Technological Fix? or Technological TRICKS?

While Douthwaite feels negative towards technological fixes, he also agrees that they are the key to solving many social problems that we feel in our society today. In his commentary, he gives multiple examples as to how they could solve direct problems, but not the underlying social issues that cause them. while Johnston gives many different opinions in his article, I think that he would agree that the deeper issue is more important that the technological patch we could put over the top of it. Tech fixes seem to be almost something that governments and large companies use to keep consumers in their place in order to make more profit. The Huesemanns looked more into the direct consequences of tech fixes rather than just their causes or purpose. Tech fixes tend to be quick, cost effective, and bad for the environment. and as they stack the damage done to society and to our planet thickens.

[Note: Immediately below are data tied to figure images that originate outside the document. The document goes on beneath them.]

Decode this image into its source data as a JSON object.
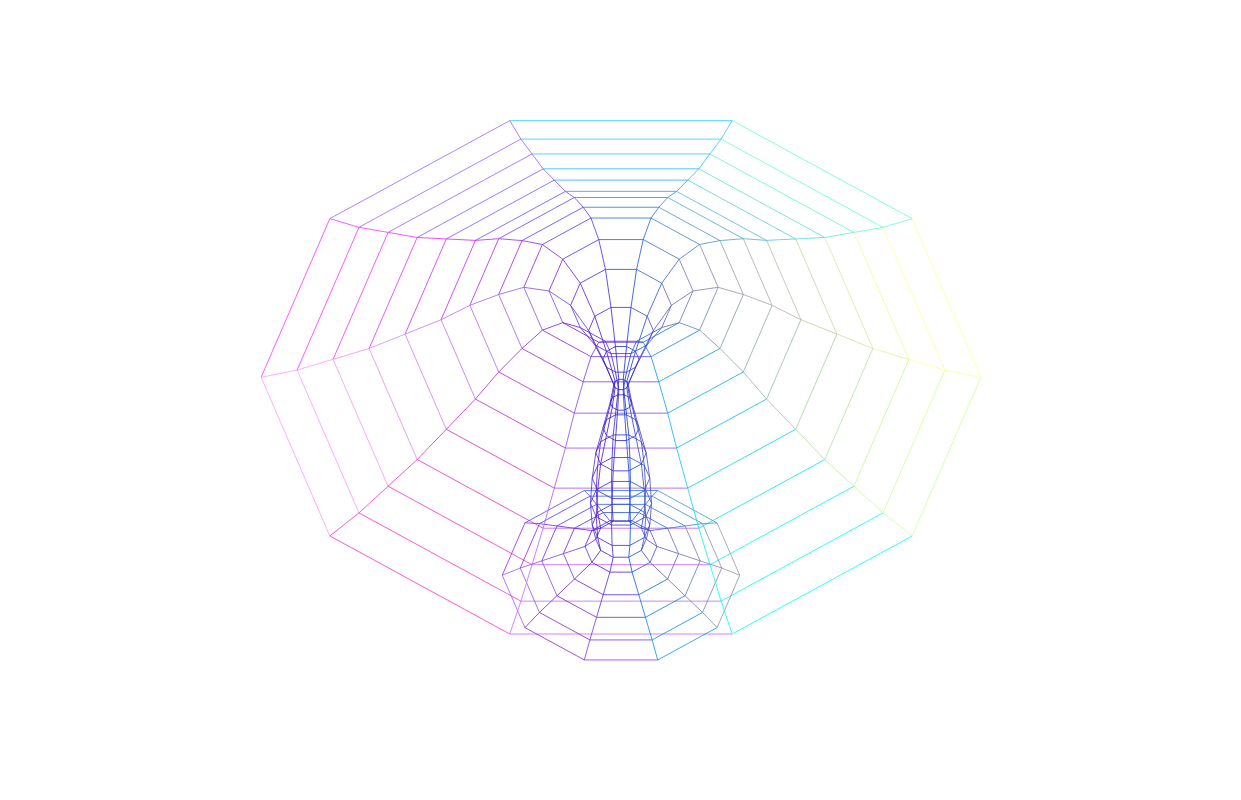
{
  "chart_data": {
    "type": "wireframe",
    "tick_labels": false,
    "grid": false,
    "theta": [
      0,
      36,
      72,
      108,
      144,
      180,
      216,
      252,
      288,
      324
    ],
    "rho": [
      1.0,
      0.9,
      0.8,
      0.7,
      0.6,
      0.5,
      0.42,
      0.34,
      0.27,
      0.2,
      0.14,
      0.09,
      0.05,
      0.02,
      0.03,
      0.05,
      0.07,
      0.08,
      0.085,
      0.08,
      0.07,
      0.1,
      0.16,
      0.22,
      0.28,
      0.33
    ],
    "height": [
      0.02,
      0.04,
      0.07,
      0.1,
      0.14,
      0.18,
      0.22,
      0.25,
      0.27,
      0.26,
      0.22,
      0.15,
      0.07,
      0.0,
      -0.05,
      -0.12,
      -0.19,
      -0.26,
      -0.33,
      -0.39,
      -0.43,
      -0.45,
      -0.47,
      -0.49,
      -0.51,
      -0.53
    ],
    "colors": [
      "#ffff99",
      "#66ffcc",
      "#33ccff",
      "#9966ff",
      "#ff33ff",
      "#ff99ff",
      "#ff33cc",
      "#cc66ff",
      "#00ffff",
      "#ccff99"
    ]
  }
}
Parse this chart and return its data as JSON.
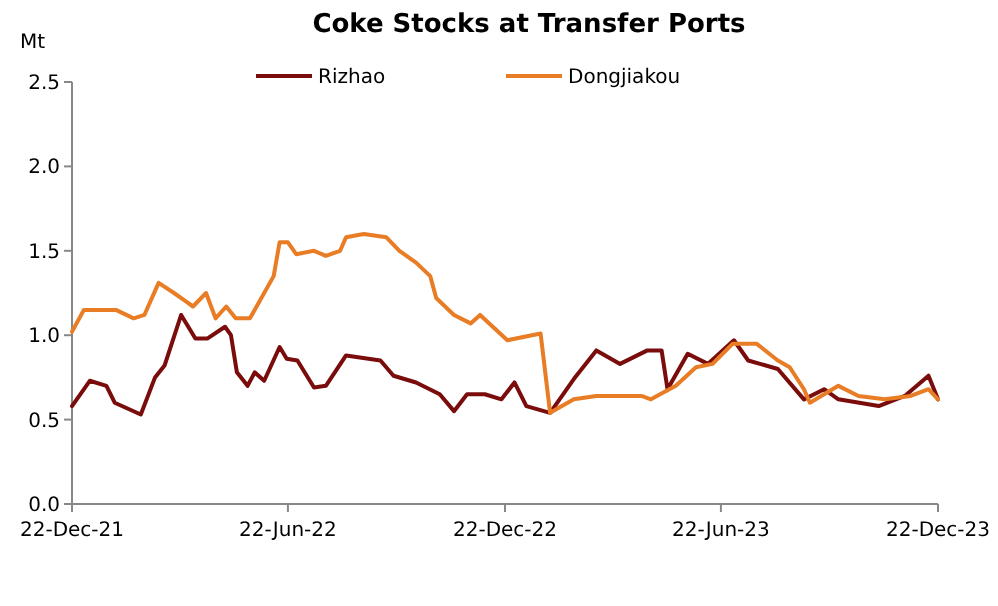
{
  "chart_data": {
    "type": "line",
    "title": "Coke Stocks at Transfer Ports",
    "ylabel": "Mt",
    "legend": "top",
    "grid": false,
    "xlim": [
      "2021-12-22",
      "2023-12-22"
    ],
    "xticks": [
      {
        "value": "2021-12-22",
        "label": "22-Dec-21"
      },
      {
        "value": "2022-06-22",
        "label": "22-Jun-22"
      },
      {
        "value": "2022-12-22",
        "label": "22-Dec-22"
      },
      {
        "value": "2023-06-22",
        "label": "22-Jun-23"
      },
      {
        "value": "2023-12-22",
        "label": "22-Dec-23"
      }
    ],
    "ylim": [
      0,
      2.5
    ],
    "yticks": [
      {
        "value": 0,
        "label": "0.0"
      },
      {
        "value": 0.5,
        "label": "0.5"
      },
      {
        "value": 1,
        "label": "1.0"
      },
      {
        "value": 1.5,
        "label": "1.5"
      },
      {
        "value": 2,
        "label": "2.0"
      },
      {
        "value": 2.5,
        "label": "2.5"
      }
    ],
    "series": [
      {
        "name": "Rizhao",
        "color": "#7b0c0c",
        "x": [
          "2021-12-22",
          "2022-01-06",
          "2022-01-20",
          "2022-01-27",
          "2022-02-18",
          "2022-03-02",
          "2022-03-10",
          "2022-03-24",
          "2022-04-05",
          "2022-04-15",
          "2022-04-30",
          "2022-05-05",
          "2022-05-10",
          "2022-05-19",
          "2022-05-25",
          "2022-06-02",
          "2022-06-15",
          "2022-06-21",
          "2022-06-30",
          "2022-07-14",
          "2022-07-24",
          "2022-08-10",
          "2022-09-08",
          "2022-09-19",
          "2022-10-08",
          "2022-10-28",
          "2022-11-09",
          "2022-11-20",
          "2022-12-05",
          "2022-12-19",
          "2022-12-30",
          "2023-01-09",
          "2023-01-29",
          "2023-02-18",
          "2023-03-09",
          "2023-03-29",
          "2023-04-21",
          "2023-05-03",
          "2023-05-08",
          "2023-05-25",
          "2023-06-11",
          "2023-07-03",
          "2023-07-15",
          "2023-08-09",
          "2023-08-31",
          "2023-09-17",
          "2023-09-29",
          "2023-11-02",
          "2023-11-24",
          "2023-12-14",
          "2023-12-22"
        ],
        "values": [
          0.58,
          0.73,
          0.7,
          0.6,
          0.53,
          0.75,
          0.82,
          1.12,
          0.98,
          0.98,
          1.05,
          1.0,
          0.78,
          0.7,
          0.78,
          0.73,
          0.93,
          0.86,
          0.85,
          0.69,
          0.7,
          0.88,
          0.85,
          0.76,
          0.72,
          0.65,
          0.55,
          0.65,
          0.65,
          0.62,
          0.72,
          0.58,
          0.54,
          0.74,
          0.91,
          0.83,
          0.91,
          0.91,
          0.68,
          0.89,
          0.83,
          0.97,
          0.85,
          0.8,
          0.62,
          0.68,
          0.62,
          0.58,
          0.64,
          0.76,
          0.62
        ]
      },
      {
        "name": "Dongjiakou",
        "color": "#e87d25",
        "x": [
          "2021-12-22",
          "2022-01-01",
          "2022-01-28",
          "2022-02-12",
          "2022-02-21",
          "2022-03-05",
          "2022-03-18",
          "2022-03-28",
          "2022-04-03",
          "2022-04-14",
          "2022-04-22",
          "2022-05-01",
          "2022-05-09",
          "2022-05-21",
          "2022-06-10",
          "2022-06-15",
          "2022-06-22",
          "2022-06-29",
          "2022-07-14",
          "2022-07-24",
          "2022-08-05",
          "2022-08-10",
          "2022-08-25",
          "2022-09-13",
          "2022-09-24",
          "2022-10-08",
          "2022-10-20",
          "2022-10-25",
          "2022-11-09",
          "2022-11-23",
          "2022-12-01",
          "2022-12-24",
          "2023-01-21",
          "2023-01-29",
          "2023-02-18",
          "2023-03-09",
          "2023-04-16",
          "2023-04-24",
          "2023-05-15",
          "2023-06-01",
          "2023-06-15",
          "2023-07-02",
          "2023-07-22",
          "2023-08-09",
          "2023-08-19",
          "2023-08-31",
          "2023-09-05",
          "2023-09-29",
          "2023-10-16",
          "2023-11-07",
          "2023-11-29",
          "2023-12-14",
          "2023-12-22"
        ],
        "values": [
          1.02,
          1.15,
          1.15,
          1.1,
          1.12,
          1.31,
          1.25,
          1.2,
          1.17,
          1.25,
          1.1,
          1.17,
          1.1,
          1.1,
          1.35,
          1.55,
          1.55,
          1.48,
          1.5,
          1.47,
          1.5,
          1.58,
          1.6,
          1.58,
          1.5,
          1.43,
          1.35,
          1.22,
          1.12,
          1.07,
          1.12,
          0.97,
          1.01,
          0.54,
          0.62,
          0.64,
          0.64,
          0.62,
          0.7,
          0.81,
          0.83,
          0.95,
          0.95,
          0.85,
          0.81,
          0.68,
          0.6,
          0.7,
          0.64,
          0.62,
          0.64,
          0.68,
          0.62
        ]
      }
    ]
  }
}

In a perfect world, societies would look into themselves and figure out the root of their problems rather than just patching up, but I don’t think very many societies are capable of that, and I also think that much of the great technology we have today comes from technological fixes. That is not to say that we should ignore the underlying issues, or that we should ignore the outcomes of them. I think that they should be managed and standards should be held for all upcoming technology in terms of cleanliness. While we are putting a bandage over our problems we should also look at the wound underneath in an attempt to fix that as well.

2 thoughts on “Technological Fix? or Technological TRICKS?”

  1. I agree that much of the great technology we have today comes from technological fixes, because any human society, with the resources to lead to improvement, strives for improvement and progress. The most important aspect of technological fixes, I think, is progress. However, it is quite weird to think about how these advancements, like you mentioned, are used as a “patch up.” Therefore, I also agree with your idea of managing and perhaps using government incentives for standards to make sure technological fixes in the future are not driven to be used as “patch ups.” Instead, just really innovative ideas brought to life that can improve what we have now and leave behind what is already too collapsed to spend time and money on.

  2. the part of your post that stood out to me the most was when you mentioned that you believe that most societies don’t have the capability to actually delve into their social problems and fix those instead of just trying to patch them up with these technological issues, both of which I really agree with. I also agree with what you said about managing and upholding standards for these technological fixes, but I’m curious if you think that we should keep pursuing these “patch-ups” or if we should just be exploring technology while attempting to fix these deeper-rooted issues, without trying to use temporary tech fixes.